7. Retirements Benefits :

Provision for Gratuity and Leave Encashment liability to employees are made on the basis of Actuarial Valuation basis as per the requirement of the Accounting Standard-15 (Revised) issued by the Institute of Chartered Accountants of India.

8. Impairment of Asset:

Impairment loss is recognized wherever the carrying amount of an asset is in excess of its recoverable amount and the same is recognised as an expense in the statement of Profit & Loss and carrying amount of the asset is reduced to its recoverable amount.

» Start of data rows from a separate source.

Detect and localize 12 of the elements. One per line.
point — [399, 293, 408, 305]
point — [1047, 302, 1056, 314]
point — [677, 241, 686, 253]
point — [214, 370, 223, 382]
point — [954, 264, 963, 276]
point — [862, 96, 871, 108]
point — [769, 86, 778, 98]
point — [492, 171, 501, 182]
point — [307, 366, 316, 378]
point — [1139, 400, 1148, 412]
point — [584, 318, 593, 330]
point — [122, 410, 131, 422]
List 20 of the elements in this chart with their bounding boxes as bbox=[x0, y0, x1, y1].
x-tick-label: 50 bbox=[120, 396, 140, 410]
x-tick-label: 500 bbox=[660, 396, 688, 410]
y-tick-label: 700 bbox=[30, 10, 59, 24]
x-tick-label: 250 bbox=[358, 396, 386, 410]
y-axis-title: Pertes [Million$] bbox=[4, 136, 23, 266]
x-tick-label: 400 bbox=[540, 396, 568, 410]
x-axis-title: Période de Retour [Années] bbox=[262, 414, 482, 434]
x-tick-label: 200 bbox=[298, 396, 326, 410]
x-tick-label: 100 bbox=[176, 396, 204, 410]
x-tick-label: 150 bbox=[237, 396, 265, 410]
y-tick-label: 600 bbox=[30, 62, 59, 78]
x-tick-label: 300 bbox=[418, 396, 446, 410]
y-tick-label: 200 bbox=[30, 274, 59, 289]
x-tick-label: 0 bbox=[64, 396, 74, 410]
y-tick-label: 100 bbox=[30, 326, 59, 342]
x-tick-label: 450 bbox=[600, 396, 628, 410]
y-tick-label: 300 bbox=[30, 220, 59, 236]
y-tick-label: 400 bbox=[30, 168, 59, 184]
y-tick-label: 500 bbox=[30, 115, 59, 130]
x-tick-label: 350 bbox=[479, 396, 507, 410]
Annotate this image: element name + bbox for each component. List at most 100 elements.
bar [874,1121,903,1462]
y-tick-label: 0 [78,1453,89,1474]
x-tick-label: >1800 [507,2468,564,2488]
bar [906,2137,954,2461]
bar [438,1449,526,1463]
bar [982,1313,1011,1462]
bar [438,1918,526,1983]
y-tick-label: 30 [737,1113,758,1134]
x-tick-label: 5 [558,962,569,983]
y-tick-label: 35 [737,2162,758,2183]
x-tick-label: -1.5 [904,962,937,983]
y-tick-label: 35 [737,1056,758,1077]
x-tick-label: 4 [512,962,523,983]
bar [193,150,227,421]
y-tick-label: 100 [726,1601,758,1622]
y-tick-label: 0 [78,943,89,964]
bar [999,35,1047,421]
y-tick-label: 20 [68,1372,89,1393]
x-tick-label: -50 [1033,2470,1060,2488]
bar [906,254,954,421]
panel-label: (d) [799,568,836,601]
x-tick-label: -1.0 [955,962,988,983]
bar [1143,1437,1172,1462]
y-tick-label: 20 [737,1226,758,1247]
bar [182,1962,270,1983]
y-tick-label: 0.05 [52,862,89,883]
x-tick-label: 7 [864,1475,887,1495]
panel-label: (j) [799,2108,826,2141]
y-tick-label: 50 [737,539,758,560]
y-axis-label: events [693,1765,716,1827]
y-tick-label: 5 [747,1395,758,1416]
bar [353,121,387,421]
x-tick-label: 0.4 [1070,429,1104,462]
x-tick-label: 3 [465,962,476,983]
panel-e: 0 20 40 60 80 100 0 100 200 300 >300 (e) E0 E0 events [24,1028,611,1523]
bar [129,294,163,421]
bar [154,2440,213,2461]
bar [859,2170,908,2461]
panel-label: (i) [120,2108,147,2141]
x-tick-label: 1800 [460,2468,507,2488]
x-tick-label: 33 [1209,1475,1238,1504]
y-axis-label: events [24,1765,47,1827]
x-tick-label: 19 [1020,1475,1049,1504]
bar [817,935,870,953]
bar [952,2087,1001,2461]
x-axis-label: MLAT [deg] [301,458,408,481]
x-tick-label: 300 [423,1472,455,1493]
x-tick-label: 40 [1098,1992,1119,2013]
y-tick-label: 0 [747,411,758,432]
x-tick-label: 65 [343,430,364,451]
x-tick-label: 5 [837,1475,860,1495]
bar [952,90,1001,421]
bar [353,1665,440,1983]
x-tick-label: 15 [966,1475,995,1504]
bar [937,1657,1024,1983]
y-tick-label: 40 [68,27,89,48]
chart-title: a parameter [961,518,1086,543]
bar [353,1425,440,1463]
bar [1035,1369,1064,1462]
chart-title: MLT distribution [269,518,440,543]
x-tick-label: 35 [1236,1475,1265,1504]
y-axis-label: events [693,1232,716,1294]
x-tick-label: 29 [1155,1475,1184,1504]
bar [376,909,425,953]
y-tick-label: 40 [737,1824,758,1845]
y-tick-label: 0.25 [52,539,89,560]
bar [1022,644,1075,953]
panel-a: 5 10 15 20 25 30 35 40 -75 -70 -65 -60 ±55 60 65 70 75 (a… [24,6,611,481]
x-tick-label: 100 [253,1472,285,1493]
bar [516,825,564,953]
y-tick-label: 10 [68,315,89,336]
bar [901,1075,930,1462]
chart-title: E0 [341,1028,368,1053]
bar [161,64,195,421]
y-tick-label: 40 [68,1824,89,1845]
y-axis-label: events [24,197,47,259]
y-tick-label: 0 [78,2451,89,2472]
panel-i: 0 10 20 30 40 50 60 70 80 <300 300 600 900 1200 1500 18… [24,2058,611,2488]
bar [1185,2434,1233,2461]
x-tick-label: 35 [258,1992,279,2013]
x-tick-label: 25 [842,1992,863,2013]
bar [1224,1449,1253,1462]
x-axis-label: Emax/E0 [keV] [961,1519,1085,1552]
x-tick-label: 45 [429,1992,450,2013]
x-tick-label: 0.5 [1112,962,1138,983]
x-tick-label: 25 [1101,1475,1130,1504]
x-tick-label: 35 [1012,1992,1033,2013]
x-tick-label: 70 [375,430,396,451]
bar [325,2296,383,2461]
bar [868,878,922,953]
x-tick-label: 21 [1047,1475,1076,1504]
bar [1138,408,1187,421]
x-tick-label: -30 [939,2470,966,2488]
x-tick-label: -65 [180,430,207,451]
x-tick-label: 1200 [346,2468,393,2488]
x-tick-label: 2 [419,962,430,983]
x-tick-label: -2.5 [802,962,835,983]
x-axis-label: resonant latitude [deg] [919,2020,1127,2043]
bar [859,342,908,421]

Reversal of impairment losses recognised in prior years is recorded when there is an indication that the impairment losses recognised for the asset no longer exist or have decreased.

9. Taxation:

Income tax expense comprises current tax and deferred tax charge or credit. Provision for current tax is made with reference to taxable income computed for the accounting period, for which the financial statements are prepared by applying the tax rates as applicable. The deferred tax charge or credit is recognised using current tax rates. Where there is unabsorbed depreciation or carry forward losses, deferred tax assets are recognised only if there is virtual certainity of realization of such assets. Other deferred tax assets are recognised only to the extent there is reasonable certainity of realization in future. Deferred tax assets/liabilities are reviewed as at each balance sheet date based on developments during the year and available case law, to reassess realization/liabilities.

10. Miscellaneous expenditure:

a) Preliminary and Share Issue Expenses are written off over a period of ten years.